Perubahan Iklim Ancam Nelayan Tradisional di NTT

Kupang, Ekorantt.com – Wahana Lingkungan Hidup Indonesia (WALHI) NTT meminta pemerintah untuk memperhatikan kesejahteraan masyarakat pesisir dan nelayan tradisional di tengah ancaman perubahan iklim global.

Koordinator Divisi Perubahan Iklim dan Kebencanaan WALHI NTT, Dedy Febrianto Holo mengatakan perubahan iklim global memungkinkan nelayan sulit memenuhi kebutuhan hidup sehari-hari.

“Saat ini nelayan justru kesulitan memprediksi dengan baik musim penangkapan ikan, tentu saja ini berpengaruh besar terhadap pendapatan ekonomi dan meningkatnya risiko melaut nelayan di NTT,” kata Dedy dalam press rilis yang diterima media ini pada Rabu (06/04/2022) sore.

Selain itu, pendangkalan muara sungai akibat perubahan iklim juga turut membuat masyarakat pesisir dan nelayan tradisional kesulitan dalam melaut untuk menangkap ikan.

Sebab itu, perlu adanya strategi adaptasi bagi masyarakat pesisir dan nelayan tradisional.

Pemerintah di NTT, lanjut Dedy, perlu mendorong partisipasi dan peran masyarakat pesisir dan nelayan tradisional di pulau-pulau terpencil dalam mengkampanyekan isu  perubahan iklim di NTT.

“Terutama tentang pengaruhnya dengan ekosistem perairan yang menjadi ruang hidup nelayan. Sebab mereka tidak bisa mencari ikan dan mencukupi kebutuhan hidup keluarga mereka,” ujar Dedy.

Dedy menambahkan memperingati Hari Nelayan Nasional (HNN) yang jatuh pada 6 April ini jadi momentum bagi Pemprov NTT untuk melakukan penguatan sistem adaptasi dan mitigasi nelayan tradisional di wilayah pesisir dan pulau-pulau kecil.

“Mendorong partisipasi dan memperkuat partisipasi nelayan menjadi kuncinya.

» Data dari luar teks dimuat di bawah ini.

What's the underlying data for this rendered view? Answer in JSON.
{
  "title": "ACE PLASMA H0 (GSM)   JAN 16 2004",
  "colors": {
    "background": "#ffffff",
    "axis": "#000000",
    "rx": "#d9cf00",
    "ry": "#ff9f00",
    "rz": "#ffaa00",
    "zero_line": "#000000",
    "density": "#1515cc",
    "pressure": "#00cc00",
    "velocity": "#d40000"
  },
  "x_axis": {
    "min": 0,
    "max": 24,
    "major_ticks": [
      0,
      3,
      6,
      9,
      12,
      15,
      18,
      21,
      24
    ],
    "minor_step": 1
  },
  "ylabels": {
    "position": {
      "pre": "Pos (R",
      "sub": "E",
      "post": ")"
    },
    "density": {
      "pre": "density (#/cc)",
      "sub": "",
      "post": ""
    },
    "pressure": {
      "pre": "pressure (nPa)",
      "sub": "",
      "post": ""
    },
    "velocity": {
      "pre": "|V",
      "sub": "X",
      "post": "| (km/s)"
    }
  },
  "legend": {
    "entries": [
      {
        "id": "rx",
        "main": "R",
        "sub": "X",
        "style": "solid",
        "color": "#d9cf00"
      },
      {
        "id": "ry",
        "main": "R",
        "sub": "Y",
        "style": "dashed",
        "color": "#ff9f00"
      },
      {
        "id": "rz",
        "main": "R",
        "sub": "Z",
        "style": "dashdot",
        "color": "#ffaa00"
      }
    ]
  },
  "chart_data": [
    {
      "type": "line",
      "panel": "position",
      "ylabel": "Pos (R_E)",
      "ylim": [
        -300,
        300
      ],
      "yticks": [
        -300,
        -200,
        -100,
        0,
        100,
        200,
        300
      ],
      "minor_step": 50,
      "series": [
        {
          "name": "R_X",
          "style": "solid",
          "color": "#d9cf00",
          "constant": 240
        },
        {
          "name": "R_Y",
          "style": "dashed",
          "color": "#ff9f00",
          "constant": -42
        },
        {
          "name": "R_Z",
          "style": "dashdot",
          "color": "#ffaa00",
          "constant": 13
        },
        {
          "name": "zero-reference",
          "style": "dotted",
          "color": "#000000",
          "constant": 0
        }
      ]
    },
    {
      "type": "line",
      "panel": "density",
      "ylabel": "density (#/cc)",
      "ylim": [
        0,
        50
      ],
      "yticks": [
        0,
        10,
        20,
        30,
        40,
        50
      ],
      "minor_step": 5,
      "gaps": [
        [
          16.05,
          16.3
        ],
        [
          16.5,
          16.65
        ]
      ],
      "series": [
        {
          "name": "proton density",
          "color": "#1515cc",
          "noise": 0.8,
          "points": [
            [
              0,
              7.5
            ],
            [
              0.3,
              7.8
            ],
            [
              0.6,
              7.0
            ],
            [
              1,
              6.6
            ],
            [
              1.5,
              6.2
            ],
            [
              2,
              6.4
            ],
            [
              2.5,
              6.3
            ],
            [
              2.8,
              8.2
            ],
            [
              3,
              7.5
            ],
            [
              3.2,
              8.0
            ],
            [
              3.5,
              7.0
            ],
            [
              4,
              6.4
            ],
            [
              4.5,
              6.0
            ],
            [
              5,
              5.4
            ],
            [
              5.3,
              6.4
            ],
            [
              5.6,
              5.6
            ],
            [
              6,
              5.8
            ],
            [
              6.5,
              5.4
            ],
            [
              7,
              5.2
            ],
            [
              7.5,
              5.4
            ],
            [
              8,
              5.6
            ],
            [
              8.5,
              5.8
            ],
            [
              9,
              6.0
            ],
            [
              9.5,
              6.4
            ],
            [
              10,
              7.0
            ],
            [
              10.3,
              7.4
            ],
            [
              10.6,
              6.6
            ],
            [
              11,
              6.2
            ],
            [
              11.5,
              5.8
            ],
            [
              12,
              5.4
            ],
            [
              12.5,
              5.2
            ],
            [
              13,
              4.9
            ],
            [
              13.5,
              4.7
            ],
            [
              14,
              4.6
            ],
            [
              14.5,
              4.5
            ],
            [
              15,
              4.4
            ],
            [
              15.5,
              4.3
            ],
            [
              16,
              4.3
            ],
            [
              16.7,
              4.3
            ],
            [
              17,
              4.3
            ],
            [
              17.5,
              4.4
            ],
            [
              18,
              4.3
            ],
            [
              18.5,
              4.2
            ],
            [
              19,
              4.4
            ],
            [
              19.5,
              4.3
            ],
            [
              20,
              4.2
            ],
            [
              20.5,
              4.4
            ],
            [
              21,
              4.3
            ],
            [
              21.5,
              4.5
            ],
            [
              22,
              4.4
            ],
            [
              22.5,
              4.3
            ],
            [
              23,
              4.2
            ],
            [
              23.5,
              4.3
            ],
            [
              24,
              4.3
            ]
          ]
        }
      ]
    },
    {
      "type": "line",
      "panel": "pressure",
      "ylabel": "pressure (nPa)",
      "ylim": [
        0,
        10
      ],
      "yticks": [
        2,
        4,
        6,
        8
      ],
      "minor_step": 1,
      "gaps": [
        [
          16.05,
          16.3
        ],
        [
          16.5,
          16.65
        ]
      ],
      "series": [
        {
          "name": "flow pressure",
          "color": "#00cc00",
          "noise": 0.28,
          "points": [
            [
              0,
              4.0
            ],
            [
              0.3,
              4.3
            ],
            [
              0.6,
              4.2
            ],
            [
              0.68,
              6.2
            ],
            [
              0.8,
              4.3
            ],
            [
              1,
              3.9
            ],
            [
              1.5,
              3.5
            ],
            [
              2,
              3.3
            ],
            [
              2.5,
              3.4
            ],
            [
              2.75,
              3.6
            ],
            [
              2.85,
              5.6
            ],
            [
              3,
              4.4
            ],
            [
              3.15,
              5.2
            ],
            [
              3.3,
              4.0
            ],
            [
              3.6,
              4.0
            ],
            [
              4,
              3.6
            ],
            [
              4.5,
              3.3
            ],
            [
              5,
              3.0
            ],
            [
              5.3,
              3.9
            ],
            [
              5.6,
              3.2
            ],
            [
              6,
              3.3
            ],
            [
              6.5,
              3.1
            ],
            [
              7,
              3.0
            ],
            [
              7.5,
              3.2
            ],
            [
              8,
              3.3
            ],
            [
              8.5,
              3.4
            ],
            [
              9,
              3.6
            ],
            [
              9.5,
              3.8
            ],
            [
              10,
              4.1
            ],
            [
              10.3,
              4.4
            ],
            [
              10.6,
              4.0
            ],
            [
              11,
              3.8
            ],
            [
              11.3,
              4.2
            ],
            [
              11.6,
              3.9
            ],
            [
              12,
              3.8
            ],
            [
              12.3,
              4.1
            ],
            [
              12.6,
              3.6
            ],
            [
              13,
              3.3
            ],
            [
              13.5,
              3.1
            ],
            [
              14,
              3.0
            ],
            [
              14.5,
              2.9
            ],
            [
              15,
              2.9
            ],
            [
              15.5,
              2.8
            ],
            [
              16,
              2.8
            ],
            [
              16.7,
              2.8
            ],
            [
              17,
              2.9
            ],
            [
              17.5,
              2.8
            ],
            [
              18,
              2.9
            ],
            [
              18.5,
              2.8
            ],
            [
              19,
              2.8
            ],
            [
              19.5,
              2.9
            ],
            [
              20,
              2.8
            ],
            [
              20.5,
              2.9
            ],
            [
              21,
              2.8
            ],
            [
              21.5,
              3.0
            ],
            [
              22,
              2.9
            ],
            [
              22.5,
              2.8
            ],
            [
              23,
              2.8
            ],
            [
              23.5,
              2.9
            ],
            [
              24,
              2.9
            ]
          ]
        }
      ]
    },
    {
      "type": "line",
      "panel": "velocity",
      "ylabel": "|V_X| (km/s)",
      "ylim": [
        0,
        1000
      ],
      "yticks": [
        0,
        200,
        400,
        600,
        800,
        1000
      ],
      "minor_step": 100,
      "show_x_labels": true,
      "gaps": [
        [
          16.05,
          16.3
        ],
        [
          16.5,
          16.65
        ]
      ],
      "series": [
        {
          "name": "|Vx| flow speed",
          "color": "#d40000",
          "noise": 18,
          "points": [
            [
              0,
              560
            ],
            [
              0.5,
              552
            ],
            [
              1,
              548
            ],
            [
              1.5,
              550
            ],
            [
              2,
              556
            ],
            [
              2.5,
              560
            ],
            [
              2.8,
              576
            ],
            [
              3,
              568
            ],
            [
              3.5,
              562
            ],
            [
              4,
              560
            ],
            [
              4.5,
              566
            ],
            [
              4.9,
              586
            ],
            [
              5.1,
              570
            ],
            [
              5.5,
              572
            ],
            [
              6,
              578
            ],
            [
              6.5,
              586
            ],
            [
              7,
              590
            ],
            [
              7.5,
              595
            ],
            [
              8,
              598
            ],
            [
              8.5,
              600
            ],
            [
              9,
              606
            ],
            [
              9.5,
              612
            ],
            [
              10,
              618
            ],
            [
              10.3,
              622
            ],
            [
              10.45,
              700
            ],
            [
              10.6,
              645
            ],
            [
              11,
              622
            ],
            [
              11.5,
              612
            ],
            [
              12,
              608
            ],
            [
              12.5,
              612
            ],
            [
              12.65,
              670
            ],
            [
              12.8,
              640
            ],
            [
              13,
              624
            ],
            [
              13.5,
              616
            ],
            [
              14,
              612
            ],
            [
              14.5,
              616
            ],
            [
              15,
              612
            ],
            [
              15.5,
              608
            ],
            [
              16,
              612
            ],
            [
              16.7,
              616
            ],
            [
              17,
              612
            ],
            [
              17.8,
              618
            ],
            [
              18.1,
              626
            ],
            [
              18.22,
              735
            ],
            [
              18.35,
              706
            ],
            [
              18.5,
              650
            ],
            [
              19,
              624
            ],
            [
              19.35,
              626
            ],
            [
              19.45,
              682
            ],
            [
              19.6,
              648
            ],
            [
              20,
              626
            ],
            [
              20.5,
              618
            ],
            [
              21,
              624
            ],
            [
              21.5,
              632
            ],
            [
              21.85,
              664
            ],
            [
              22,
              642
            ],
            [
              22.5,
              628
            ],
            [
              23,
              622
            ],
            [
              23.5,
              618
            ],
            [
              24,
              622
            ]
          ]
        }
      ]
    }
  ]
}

Pemerintah perlu mendorong adanya adaptasi sumber daya pesisir seperti kawasan mangrove sebagai pilihan alternatif nelayan mencari ikan,” kata Dedy.

Menurut Dedy sejauh ini adaptasi yang dilakukan nelayan dalam menghadapi permasalahan perubahan iklim masih pada pola adaptasi yang sifatnya reaktif.

Hal ini dikarenakan nelayan tradisional di NTT relatif terbatas mendapatkan akses informasi sehingga bentuk adaptasi yang lebih antisipatif belum berjalan baik.

Oleh karena itu, WALHI NTT merekomendasi kepada pemerintah di NTT sebagai berikut :

  1. Memastikan sistem informasi adaptasi dan mitigasi di wilayah pesisir terutama di kelompok nelayan agar berjalan dengan baik dan bekelanjutan.
  2. Pemerintah di NTT perlu menelaah kembali kebijakan pembangunan industri pariwisata di wilayah-wilayah pesisir dan pulau-pulau kecil yang mengabaikan keselamatan warga dan daya dukung  lingkungan hidup.
  3. Pemerintah di NTT perlu memberikan pelatihan dan penguatan kapasitas sumber daya manusia bagi warga dan nelayan di wilayah pesisir dalam menghadapi permasalahan perubahan iklim serta dampaknya.
  4. Pemerintah di NTT harus memastikan keberlanjutan dan pelestarian kawasan mangrove di wilayah pesisir.
  5. Kebijakan pembangunan harus bersahabat dengan nelayan (adanya perlindungan) di wilayah pesisir NTT.
  6. Pemerintah harus serius dalam mengimplementasikan Rencana Aksi Daerah Adapatasi Perubahan Iklim (RAD-API ) dengan melibatkan masyarakat dan nelayan.
  7. Pengetahuan lokal masyarakat dalam adaptasi dan mitigasi perubahan iklim perlu diperkuat kembali oleh pemerintah di NTT lewat berbagai kegiatan atau pelatihan yang berbasis pada nilai dan kearifan lokal.
  8. Tegas menjalankan amanah Undang-Undang Nomor 7 Tahun 2016 tentang Perlindungan dan Pemberdayaan Nelayan, Pembudidaya Ikan dan Petambak Garam.
  9. Menjalankan amanah Undang-Undang Nomor 1 Tahun 2014 tentang perubahan atas Undang-Undang Nomor 27 Tahun 2007 tentang Pengelolaan Wilayah Pesisir dan Pulau-Pulau Kecil.